Motion of a point charge in a magnetic field

[apt8]

Homework Statement

A proton with a speed 1.00x10^6 m/s enters a region with a uniform magnetic field of 0.800 T, and points into the page. The proton enters the region at an angle of 60º Find the exit angle.

Homework Equations

F=qvBsin(theta), F=qvxB

The Attempt at a Solution

I know that the charge of a proton is 1.6x10^-19C so I solved for the magnetic force.
F=(1.6x10^-19C)(1.00x10^6m/s)(.800T)sin(60) =1.109x10^-13N
I don't understand how I can get the exit angle now.

 

[anathema]

Hello! Thank you for posting your question on the forum. It seems like you have made some good progress with your attempt at finding the exit angle. To find the exit angle, we can use the equation F=qvBsin(theta) and set it equal to the magnetic force you calculated. Then, we can solve for the exit angle, theta.

F=qvBsin(theta)
1.109x10^-13N = (1.6x10^-19C)(1.00x10^6m/s)(.800T)sin(theta)

Dividing both sides by (1.6x10^-19C)(1.00x10^6m/s)(.800T) gives us:

sin(theta) = 1.109x10^-13N / ((1.6x10^-19C)(1.00x10^6m/s)(.800T))
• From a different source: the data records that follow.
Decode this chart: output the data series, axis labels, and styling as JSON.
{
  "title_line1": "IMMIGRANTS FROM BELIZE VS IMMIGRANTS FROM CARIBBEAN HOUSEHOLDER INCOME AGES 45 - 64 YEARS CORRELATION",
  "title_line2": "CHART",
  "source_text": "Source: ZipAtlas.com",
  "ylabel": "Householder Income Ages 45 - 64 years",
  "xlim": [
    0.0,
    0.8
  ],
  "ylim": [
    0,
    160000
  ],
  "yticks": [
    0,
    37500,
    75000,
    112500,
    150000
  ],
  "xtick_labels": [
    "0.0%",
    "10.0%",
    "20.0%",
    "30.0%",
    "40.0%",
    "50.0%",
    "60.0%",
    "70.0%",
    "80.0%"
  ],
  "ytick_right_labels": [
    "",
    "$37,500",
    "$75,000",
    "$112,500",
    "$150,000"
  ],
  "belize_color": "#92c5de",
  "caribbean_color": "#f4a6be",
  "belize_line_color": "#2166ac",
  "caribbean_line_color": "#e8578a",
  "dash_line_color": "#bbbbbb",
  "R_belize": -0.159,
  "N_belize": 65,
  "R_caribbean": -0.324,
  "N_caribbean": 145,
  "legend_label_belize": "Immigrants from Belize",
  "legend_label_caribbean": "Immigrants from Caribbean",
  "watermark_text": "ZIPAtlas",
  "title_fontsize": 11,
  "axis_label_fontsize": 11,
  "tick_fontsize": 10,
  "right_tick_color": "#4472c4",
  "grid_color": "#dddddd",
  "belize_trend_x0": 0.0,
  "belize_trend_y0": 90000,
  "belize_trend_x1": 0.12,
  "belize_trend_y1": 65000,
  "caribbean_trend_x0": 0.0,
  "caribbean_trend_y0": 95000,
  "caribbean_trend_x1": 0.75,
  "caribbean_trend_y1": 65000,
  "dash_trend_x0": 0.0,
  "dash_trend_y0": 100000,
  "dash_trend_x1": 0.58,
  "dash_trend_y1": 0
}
Using a calculator, we can find that sin(theta) = 0.866. To find the exit angle, we can take the inverse sine (or arcsine) of both sides:

theta = sin^-1(0.866) = 60.02º

Therefore, the exit angle is approximately 60.02º. I hope this helps clarify the steps needed to find the exit angle. Let me know if you have any further questions. Good luck with your studies!